EC3 at the University of York

During my first week at uni I posted about how I thought it was really cool that York were considering moving email, calendar and collaboration services to the cloud; EC3.

Tim pointed out on my original post today that the proposal was totally rejected, which is confirmed by the university’s own page:

The recommendation was that cloud computing services should not be taken up as a means of delivering central email, calendaring or instant messaging services for the University. The main factors contributing to this recommendation were concerns around issues of data protection, privacy, security and contractual arrangements.

They dumped it? The March 2009 issue of Keynotes (I’m a bit behind on this news, then) leads with:

The Cloud Computing project which has seen extensive work both within and without the Computing Service, and which has attracted much attention, has now concluded. The Project Team, writing on page 6, give an overview of the reasons to reject the use of cloud computing services at this time, a decision which, judging by the results of the extensive user consultation, will attract both disappointment and relief from amongst our users.

I’m disappointed. But not for me, for everybody else. The vast majority (80, 90%) of my friends use the university’s webmail service to get their email. I’ve posted about it before, and why it sucks. Because it looks like this. It’s 2010, and we’re still dealing with webmail that looks like that? Webmail that shows only fifty messages at a time and doesn’t group conversations? As we know, most users leave the default checkboxes, don’t bother to configure things and don’t dive into options. Sure, you can forward your email to a different, personal, even Gmail account. Do most people? Of course not.

It’s a shame. When I first arrived at York, that flyer gave me hope that things might be different here. I’d grown up in a world where my school used an ancient version of Internet Explorer and blocked access to Google’s Gmail & Microsoft’s Hotmail. But it’s fine, because now I can see this university is just like any, and every, other corporation. Ah well.
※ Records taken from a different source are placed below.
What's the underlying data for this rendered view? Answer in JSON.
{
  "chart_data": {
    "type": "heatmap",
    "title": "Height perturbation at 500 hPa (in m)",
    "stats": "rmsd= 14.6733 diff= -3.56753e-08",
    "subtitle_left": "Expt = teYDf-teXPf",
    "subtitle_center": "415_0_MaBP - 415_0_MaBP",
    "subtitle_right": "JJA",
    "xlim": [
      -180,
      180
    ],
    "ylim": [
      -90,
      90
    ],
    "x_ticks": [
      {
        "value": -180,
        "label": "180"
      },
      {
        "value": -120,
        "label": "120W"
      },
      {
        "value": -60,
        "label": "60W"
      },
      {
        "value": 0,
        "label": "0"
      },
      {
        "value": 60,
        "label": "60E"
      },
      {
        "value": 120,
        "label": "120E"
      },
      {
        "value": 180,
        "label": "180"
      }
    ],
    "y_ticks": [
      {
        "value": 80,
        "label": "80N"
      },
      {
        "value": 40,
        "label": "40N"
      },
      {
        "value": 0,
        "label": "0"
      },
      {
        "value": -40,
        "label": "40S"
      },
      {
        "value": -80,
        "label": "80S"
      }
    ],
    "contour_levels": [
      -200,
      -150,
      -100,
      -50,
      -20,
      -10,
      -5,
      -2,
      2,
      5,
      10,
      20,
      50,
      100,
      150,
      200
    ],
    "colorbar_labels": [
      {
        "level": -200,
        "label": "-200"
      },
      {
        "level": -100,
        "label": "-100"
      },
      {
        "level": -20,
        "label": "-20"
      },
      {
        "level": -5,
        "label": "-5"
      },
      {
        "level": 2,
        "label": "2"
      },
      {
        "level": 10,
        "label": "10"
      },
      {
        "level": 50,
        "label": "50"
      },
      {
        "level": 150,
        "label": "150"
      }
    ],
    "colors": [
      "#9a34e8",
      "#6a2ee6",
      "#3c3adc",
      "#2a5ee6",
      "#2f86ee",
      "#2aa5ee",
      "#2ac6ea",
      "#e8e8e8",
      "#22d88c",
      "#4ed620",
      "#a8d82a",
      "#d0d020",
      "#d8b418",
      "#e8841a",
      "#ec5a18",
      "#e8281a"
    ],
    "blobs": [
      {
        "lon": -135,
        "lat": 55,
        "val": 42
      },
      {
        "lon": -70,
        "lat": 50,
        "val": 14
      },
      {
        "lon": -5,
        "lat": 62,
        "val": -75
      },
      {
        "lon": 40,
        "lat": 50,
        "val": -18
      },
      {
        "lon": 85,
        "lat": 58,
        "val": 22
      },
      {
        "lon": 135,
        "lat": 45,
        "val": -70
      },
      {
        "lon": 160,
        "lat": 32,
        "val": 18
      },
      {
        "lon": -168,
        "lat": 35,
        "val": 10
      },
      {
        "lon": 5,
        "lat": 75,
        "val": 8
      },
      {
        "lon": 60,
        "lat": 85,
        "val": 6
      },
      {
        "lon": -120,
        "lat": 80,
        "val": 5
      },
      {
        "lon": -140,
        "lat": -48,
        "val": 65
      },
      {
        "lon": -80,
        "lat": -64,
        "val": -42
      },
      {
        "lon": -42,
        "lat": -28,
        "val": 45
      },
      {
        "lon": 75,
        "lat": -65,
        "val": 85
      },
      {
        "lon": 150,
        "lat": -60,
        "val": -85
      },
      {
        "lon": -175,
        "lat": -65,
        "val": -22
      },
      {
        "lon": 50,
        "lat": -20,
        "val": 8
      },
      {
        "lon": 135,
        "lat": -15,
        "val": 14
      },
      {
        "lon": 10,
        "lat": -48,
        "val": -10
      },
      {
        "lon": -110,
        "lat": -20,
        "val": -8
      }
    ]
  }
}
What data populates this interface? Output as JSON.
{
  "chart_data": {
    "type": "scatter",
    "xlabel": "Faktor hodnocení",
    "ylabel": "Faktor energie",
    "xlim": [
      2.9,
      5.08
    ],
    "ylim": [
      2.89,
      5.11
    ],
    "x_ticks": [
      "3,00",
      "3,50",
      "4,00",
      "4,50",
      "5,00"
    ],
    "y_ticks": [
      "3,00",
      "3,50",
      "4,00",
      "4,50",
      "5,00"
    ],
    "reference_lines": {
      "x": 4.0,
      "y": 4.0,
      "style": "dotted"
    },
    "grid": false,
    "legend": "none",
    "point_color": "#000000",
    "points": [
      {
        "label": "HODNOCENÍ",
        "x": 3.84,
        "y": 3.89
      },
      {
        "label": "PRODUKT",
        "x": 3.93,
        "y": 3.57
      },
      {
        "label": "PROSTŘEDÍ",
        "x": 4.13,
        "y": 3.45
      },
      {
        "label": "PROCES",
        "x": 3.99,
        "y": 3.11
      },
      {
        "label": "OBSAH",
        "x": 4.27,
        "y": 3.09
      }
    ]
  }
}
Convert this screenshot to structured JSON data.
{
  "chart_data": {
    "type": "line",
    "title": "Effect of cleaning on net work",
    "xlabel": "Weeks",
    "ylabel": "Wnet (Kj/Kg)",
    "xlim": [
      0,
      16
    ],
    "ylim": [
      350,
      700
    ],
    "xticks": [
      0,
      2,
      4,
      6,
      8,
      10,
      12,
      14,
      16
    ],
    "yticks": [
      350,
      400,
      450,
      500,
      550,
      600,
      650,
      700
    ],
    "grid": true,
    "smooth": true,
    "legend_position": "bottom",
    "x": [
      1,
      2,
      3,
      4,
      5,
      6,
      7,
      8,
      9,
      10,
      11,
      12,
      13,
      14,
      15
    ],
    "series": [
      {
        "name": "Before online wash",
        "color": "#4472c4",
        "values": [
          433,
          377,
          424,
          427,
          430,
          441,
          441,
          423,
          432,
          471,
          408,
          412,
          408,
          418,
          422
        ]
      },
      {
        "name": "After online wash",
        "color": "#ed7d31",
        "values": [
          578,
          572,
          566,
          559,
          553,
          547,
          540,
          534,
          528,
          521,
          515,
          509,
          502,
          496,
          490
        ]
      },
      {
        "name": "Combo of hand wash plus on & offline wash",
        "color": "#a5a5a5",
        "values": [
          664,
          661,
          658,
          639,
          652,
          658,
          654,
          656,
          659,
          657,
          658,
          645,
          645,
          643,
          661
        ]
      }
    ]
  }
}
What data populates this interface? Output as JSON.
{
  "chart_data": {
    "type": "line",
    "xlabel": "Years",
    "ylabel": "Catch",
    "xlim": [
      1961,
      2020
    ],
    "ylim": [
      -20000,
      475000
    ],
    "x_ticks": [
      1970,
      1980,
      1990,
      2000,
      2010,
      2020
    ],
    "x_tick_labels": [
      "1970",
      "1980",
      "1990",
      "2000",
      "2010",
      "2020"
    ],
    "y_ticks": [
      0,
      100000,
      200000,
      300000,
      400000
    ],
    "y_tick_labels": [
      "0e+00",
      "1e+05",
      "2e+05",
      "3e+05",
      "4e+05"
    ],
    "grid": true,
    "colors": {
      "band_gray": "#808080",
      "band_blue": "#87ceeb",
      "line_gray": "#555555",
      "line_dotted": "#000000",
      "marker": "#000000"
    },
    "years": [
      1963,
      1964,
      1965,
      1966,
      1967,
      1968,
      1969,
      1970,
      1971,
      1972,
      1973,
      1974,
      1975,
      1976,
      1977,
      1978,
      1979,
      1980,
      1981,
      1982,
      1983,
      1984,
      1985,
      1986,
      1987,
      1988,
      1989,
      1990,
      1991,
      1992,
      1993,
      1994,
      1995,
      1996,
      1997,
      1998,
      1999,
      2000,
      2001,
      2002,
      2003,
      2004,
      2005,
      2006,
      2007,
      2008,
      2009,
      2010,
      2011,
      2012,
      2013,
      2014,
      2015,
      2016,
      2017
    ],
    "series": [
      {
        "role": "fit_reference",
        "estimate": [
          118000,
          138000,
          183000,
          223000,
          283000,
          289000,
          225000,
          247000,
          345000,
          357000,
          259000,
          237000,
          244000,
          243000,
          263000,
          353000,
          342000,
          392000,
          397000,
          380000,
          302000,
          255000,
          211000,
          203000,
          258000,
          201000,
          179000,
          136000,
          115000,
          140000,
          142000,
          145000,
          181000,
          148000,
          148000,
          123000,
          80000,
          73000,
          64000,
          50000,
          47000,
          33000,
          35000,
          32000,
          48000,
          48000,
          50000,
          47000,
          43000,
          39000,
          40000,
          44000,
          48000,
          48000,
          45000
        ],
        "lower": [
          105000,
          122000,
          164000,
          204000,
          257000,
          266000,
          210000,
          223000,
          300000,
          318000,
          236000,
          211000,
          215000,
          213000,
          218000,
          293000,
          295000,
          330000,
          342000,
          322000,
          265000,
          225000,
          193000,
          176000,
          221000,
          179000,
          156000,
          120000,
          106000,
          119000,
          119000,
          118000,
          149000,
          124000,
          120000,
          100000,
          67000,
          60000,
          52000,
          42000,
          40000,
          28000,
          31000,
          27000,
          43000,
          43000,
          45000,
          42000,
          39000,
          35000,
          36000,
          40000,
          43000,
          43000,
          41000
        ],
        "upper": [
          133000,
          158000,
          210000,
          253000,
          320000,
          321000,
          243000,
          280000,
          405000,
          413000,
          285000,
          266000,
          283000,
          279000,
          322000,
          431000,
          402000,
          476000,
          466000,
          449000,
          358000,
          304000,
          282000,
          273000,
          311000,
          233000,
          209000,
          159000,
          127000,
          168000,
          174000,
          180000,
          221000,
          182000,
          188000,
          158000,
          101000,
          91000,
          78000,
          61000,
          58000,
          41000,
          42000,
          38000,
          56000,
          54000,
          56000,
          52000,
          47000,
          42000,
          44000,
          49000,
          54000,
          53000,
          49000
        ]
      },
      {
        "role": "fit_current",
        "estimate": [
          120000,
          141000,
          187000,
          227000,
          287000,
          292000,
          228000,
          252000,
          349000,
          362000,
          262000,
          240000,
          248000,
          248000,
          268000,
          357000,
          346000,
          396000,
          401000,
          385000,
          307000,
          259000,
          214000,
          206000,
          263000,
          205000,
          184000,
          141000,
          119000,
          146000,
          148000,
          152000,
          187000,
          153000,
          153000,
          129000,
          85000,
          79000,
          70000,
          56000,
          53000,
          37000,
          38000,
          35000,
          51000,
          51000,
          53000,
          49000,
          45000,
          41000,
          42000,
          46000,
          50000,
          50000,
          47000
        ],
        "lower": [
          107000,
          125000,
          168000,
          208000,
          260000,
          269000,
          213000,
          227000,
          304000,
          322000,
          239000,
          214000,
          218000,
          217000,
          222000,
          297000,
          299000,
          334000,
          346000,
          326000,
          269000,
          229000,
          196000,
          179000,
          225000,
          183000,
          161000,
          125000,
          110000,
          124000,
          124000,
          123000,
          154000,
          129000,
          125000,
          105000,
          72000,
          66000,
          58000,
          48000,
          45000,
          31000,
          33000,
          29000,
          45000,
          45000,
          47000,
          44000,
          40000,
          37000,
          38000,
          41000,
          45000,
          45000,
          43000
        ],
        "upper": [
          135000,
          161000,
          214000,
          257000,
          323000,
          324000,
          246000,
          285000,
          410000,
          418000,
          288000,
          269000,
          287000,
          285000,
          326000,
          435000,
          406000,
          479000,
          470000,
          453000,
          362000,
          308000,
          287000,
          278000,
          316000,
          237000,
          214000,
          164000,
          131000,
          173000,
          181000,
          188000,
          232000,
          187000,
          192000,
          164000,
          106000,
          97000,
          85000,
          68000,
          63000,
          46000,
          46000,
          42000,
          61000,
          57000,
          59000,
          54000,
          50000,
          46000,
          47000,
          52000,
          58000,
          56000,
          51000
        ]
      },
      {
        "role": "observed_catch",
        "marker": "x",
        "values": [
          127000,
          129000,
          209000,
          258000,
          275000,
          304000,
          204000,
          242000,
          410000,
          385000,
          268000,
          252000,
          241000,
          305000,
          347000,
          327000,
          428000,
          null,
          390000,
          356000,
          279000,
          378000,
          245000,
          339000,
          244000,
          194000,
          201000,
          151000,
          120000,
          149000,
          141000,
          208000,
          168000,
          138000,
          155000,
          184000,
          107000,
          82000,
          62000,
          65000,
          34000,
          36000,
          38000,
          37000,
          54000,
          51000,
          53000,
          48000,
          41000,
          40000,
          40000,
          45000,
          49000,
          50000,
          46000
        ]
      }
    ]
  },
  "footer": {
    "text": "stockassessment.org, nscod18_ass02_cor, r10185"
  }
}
Tom, last year’s (2008–2009) YUSU President, comments via Twitter:

I was part of that consultation last year. Their reasons are compelling - data protection and research privacy being the big two

That’s good to hear, as I trust Tom’s opinion over that of an IT department that I’ve never met.


By Farhan Mannan on 05 February 2010 at 17:04:

Is moving something to the cloud a front-end thing or a back-end thing? I’ve been reading up on/learning Erlang and a lot of its applications seem to be massively concurrent apps like IM, email, online databases etc. but with the traditional (?) client-server model

By Chris N on 05 February 2010 at 17:41:

I think you’re making two issues which are very different the same. There is decent webmail software, the University just doesn’t use it (but are presumably now looking into upgrading), and you can get that without necessarily having off-site e-mail.

By Tim on 05 February 2010 at 19:04:

yeah, apparently the next project is to “evaluate a range of new or upgraded systems to be hosted internally”, according to that EC3 page. You just know they’ll get it finished for next september when it won’t affect me.

By Alex Muller on 05 February 2010 at 20:48:

Farhan: changing my email provider to Google with this domain was as simple as changing a few DNS records. I’m not sure how it’d be for the uni though…

Chris & Tim: True; I hope they’ll be investigating (somewhat short-term!) decent webmail software now. While you could use decent webmail software, moving to Google Apps or Microsoft Live@Edu would remove the need for that, while providing other benefits (and problems, of course).

By Tim Ngwena on 06 September 2011 at 12:59:

Late to the game but UNI has now done a 180 on this with Google now having serveres available in Ireland to run the service. Long story short, servers based in the US put some of the data protection policies under question given american law on data protection, however now that they are in ireland and in the EU … its made it possible.

Either way its good thin for everyone with not just email but timetabling, global adress boks and many of the other google apps features which have moved on in the last year.

By Alex Muller on 06 September 2011 at 19:21:

Thanks very much Tim, great to hear!